The main benefits for businesses that use cost accounting include: 

  • Keeping costs in check – Cost accounting helps companies predict the cost and selling price of a product or service, which informs business policies. With cost value as a guide, management can devise ways to control costs to boost profit.

  • Figuring out the total cost per unit – Cost accounting helps businesses determine the total cost of every unit of a product or service to set the right price.

  • Identifying profitable, unprofitable activities – Cost accounting shows management which initiatives should be discontinued, and which should be fostered.

  • Cost comparison over time – Data from cost sheets created over multiple periods helps management compare costs for the same good or service over time.

  • Budgeting – It is much easier to create a business budget when you know exactly how the money in your company is being spent.

Types of cost accounting


There are four primary forms of cost accounting. Each one has its own emphasis and method for assessing costs.

1. Standard cost accounting


Benefit: Preferred by many businesses for its simplicity and ease of use.

Assigns specific “standard” costs to direct materials, direct labor and overhead rather than assigning actual costs. These standard costs are predicated on the efficient use of labor and materials operating under standard conditions, so they become the de facto budgeted sum for a product.

Businesses that use standard cost accounting perform variance analyses to calculate the difference between assigned standard costs and actual direct costs of material and labor spent. 

If actual costs exceed standard costs, the business generated less profit than anticipated. If actual costs are less than standard costs, the business generated more profit than expected.

2. Activity-based cost accounting


Benefit: Helps businesses identify which activities raise production costs.

In keeping with the principle that products consume activities, activity-based cost accounting aims to calculate the cost of products in a way that accounts for indirect costs. To that end, activity-based cost accounting assigns indirect costs — aka overhead costs — to each activity in the production process.

At most modern manufacturing companies, overhead costs tend to use a much larger proportion of total production costs. 

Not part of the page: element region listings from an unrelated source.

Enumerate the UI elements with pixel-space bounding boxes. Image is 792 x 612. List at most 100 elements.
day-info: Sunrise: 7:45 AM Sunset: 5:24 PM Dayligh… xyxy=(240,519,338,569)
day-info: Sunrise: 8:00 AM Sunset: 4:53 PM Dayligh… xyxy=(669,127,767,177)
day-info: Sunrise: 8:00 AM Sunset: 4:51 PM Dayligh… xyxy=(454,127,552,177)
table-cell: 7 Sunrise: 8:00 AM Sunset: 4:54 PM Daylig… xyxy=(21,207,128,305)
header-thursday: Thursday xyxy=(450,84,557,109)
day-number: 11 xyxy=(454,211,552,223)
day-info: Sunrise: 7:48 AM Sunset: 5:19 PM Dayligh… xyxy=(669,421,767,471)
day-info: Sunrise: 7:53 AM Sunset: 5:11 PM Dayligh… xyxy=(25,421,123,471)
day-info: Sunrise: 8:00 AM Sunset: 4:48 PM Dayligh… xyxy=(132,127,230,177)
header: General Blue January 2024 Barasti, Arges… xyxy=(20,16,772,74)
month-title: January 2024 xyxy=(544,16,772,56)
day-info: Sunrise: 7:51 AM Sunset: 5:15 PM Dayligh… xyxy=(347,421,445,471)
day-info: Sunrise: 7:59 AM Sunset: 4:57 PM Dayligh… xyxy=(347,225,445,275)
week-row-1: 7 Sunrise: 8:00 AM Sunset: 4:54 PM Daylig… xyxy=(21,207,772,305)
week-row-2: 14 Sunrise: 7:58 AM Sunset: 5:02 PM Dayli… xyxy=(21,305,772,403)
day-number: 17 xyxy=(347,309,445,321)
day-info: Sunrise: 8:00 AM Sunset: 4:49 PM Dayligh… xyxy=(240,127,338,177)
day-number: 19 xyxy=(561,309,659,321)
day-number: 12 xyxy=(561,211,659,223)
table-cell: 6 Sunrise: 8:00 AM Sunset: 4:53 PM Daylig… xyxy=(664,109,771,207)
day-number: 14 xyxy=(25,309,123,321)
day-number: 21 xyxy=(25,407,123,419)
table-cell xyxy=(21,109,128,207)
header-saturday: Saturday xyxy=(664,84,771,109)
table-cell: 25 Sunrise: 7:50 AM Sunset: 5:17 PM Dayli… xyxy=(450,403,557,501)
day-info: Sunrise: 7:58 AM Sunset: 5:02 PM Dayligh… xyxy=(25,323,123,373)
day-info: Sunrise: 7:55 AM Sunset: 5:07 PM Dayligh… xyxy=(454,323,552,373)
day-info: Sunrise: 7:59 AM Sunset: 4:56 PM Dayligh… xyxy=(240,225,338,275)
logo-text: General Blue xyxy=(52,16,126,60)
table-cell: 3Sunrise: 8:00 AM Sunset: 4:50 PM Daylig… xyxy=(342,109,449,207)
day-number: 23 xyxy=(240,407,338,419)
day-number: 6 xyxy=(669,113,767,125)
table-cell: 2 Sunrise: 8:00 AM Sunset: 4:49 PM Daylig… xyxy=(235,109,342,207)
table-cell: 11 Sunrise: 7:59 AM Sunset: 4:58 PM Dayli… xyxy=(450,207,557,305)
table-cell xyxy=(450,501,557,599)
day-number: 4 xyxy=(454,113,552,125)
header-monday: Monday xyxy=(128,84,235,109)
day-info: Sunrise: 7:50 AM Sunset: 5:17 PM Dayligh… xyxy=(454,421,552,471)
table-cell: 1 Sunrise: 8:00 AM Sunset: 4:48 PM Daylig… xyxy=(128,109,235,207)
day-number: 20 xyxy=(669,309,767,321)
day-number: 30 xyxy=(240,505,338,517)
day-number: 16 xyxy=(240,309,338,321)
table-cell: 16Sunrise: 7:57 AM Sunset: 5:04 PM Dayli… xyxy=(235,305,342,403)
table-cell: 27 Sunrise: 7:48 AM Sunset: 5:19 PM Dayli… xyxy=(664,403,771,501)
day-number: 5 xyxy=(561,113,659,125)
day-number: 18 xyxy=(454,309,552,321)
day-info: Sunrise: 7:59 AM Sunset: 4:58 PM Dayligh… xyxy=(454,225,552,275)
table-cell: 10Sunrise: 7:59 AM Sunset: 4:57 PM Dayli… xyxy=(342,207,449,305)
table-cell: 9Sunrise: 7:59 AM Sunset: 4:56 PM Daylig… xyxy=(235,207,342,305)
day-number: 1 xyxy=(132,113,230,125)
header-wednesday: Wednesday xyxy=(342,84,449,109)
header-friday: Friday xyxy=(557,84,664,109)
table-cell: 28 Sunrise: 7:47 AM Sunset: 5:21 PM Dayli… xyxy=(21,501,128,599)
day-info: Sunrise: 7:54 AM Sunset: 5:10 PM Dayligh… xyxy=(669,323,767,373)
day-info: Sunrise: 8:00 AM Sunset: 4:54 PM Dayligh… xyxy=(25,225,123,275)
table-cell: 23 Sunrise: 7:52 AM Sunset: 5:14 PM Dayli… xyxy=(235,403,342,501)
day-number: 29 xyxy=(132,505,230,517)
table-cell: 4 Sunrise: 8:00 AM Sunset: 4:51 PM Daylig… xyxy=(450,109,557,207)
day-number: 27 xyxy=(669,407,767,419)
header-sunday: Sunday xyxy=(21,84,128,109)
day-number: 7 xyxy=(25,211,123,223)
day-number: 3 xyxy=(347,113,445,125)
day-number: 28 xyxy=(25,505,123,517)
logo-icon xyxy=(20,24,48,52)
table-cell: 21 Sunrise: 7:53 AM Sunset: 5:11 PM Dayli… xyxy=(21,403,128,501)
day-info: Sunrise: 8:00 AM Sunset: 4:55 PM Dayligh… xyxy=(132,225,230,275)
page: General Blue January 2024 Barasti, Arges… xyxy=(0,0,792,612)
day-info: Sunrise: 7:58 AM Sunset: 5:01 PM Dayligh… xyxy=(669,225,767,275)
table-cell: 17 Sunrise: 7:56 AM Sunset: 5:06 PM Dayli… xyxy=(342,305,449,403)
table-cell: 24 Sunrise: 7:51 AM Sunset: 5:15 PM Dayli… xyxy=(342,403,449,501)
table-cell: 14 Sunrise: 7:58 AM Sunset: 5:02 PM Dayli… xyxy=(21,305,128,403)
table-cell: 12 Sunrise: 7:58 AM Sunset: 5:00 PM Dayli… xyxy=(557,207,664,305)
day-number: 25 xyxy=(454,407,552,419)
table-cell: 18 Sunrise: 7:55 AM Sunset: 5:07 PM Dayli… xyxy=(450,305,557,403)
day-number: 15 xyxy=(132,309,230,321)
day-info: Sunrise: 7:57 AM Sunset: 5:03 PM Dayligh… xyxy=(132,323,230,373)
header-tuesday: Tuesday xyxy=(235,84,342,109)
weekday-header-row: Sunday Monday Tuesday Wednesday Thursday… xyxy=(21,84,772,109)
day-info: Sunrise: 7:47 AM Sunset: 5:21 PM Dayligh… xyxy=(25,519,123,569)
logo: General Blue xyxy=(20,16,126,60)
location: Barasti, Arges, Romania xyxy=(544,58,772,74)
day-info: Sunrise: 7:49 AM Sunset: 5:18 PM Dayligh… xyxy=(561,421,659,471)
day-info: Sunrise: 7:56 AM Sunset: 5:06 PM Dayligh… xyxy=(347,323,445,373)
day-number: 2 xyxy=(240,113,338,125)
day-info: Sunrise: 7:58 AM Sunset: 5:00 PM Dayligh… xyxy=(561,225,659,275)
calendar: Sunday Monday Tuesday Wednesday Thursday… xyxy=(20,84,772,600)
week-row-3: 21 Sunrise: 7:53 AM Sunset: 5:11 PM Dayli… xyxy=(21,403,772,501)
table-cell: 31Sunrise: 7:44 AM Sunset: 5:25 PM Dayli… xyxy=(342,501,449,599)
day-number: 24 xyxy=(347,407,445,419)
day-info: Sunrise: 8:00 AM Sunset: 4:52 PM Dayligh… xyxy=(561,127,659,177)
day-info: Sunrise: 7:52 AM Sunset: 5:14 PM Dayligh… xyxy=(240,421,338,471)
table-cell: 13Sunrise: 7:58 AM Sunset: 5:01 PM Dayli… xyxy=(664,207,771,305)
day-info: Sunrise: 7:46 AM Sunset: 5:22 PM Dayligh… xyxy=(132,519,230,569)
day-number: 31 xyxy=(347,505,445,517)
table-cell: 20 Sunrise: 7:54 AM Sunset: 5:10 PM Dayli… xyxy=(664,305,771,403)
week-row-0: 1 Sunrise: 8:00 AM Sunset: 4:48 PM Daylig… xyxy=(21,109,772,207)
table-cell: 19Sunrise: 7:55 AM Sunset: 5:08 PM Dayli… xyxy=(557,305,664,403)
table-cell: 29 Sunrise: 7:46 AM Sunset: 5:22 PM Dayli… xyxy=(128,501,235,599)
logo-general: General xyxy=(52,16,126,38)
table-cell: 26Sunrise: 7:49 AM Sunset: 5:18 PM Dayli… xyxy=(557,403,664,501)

Activity-based cost accounting gives such businesses a better understanding of the production activities required for each activity and the associated costs. This in turn can lead to improved efficiency and lower costs.

3. Lean accounting


Benefit: Helps businesses determine what creates the most value for customers.

Focuses on optimizing productivity through better financial management practices, such as streamlining production and eliminating waste. Lean accounting aims to prevent overproduction by reducing inventory and instead establishing a just-in-time supply chain. 

With lean accounting, traditional costing methods are replaced by value streams, which are groups of actions that give customers something they are willing to pay for. 

Financial decisions are based on their impact to the business’s total value stream profitability. 

4. Marginal cost accounting


Benefit: Helps businesses identify the most efficient level of production for a manufacturing process.

Calculates how much more it will cost to make a product if an extra unit is manufactured. The marginal cost is derived by dividing the change in production costs by the change in quantity.

If the marginal cost to produce one more unit exceeds the per-unit price, your profitability is negatively impacted, and if the marginal cost is lower than the per-unit price, you stand to profit. 

Marginal cost accounting helps determine the most efficient level of production for a manufacturing process. But it generally only considers variable costs, meaning it ignores the effect of fixed costs.